Missouri, with its 12 private medical malpractice vigorously competing for market share, has no reason to emulate states with such different - and uncompetitive - insurance markets.

 


 

[1] Pinnacle Actuarial Resources, Inc., supra note 1, at 9.

[2] Id at 10.

[3] Id. at 10.

[4] Sloan, supra note 2, at 33.

[5] Iowa Medical Society Patient Compensation Funds White Paper 4.

[6] A Review of the Medical Malpractice Patients' Compensation Fund. South Carolina Legislative Audit Council. Jan. 2004. p. 7-8.

[7] Id; 19-24; Sloan, supra note 2, at 33.

[8] Frank A. Sloan et al., Public Provision of Medical Malpractice Insurance: Pennsylvania's Experience, available at: http://74.125.45.104/search?q=cache:islsj37pVtkJ:www.mit.edu/~eesley/Sept_29.doc+Frank+A.+Sloan+et+al.,

+Public+Provision+of+Medical+Malpractice+Insurance:+Pennsylvania%E2%80%99s+Experience&hl=en&ct=clnk&cd=1&gl=us.

[9] Missouri Citizens Should Hold Governor Accountable for Growing Health Care Crisis, 23 April 2004. American Tort Reform Association Website, http://www.atra.org/show/7764 (Last viewed July, 2005).

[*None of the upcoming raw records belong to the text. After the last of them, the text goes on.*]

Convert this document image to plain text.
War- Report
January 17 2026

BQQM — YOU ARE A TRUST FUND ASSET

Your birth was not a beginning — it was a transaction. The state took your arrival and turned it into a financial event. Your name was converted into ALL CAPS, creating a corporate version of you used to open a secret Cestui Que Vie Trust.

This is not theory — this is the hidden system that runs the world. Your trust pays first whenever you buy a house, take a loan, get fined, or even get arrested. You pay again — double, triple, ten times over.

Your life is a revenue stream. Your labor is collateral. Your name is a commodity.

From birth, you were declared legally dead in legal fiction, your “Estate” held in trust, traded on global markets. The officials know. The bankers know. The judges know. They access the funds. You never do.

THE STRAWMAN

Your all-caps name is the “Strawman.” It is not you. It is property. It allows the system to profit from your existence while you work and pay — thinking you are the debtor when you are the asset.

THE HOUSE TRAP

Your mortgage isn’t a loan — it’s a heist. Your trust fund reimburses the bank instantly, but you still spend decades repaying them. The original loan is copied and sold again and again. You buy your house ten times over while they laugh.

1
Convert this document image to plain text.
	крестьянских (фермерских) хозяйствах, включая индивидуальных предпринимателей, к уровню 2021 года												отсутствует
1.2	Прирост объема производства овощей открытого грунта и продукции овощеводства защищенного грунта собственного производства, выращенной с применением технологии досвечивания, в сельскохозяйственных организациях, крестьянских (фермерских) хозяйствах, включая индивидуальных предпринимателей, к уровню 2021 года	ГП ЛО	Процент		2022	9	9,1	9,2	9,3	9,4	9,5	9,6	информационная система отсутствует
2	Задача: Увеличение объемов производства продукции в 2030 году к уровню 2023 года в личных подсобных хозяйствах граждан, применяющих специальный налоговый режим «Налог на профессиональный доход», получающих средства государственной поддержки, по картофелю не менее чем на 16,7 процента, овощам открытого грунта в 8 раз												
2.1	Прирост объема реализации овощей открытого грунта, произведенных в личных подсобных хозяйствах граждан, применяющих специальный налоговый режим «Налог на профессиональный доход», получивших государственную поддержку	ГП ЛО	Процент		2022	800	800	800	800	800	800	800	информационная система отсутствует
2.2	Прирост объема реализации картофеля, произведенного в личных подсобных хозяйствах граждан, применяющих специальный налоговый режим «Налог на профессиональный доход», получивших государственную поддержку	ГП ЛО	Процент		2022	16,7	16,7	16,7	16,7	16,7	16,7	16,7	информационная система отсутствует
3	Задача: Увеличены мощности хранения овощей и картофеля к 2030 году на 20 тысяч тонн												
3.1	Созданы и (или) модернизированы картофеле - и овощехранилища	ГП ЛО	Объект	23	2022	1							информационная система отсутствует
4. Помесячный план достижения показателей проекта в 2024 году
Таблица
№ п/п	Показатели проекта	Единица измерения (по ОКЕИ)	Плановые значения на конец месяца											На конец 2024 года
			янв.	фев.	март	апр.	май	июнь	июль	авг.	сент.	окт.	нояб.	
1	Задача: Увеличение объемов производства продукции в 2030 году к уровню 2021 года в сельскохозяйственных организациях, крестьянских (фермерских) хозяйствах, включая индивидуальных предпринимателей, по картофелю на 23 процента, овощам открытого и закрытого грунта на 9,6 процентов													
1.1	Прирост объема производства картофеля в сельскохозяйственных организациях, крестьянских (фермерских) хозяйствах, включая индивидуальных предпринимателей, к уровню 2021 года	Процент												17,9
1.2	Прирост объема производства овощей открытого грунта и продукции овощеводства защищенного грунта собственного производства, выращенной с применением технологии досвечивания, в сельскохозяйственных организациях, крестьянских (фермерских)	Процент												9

[10] Pinnacle Actuarial Resources, Inc., supra note 1, at 10.

[11] Id. at 2.

[12] Sloan, supra note 2, at 41.

[13] Coston, Terry. Executive Director, South Carolina Patient Compensation Fund. 9 June 2005.

[14] Iowa Medical Society Patient Compensation Funds White Paper 5, (last viewed July, 2005).

[15] Telephone Interview with Alan Steely, Chief Property Casualty Actuary, New Mexico Insurance Division (June 9, 2005).

[16] Chris Bonura, Malpractice Insurer's Exit Could Squeeze Health Providers, New Orleans City Business, Vol. 77, Iss. 82, p. 5. 21 Jan. 2002.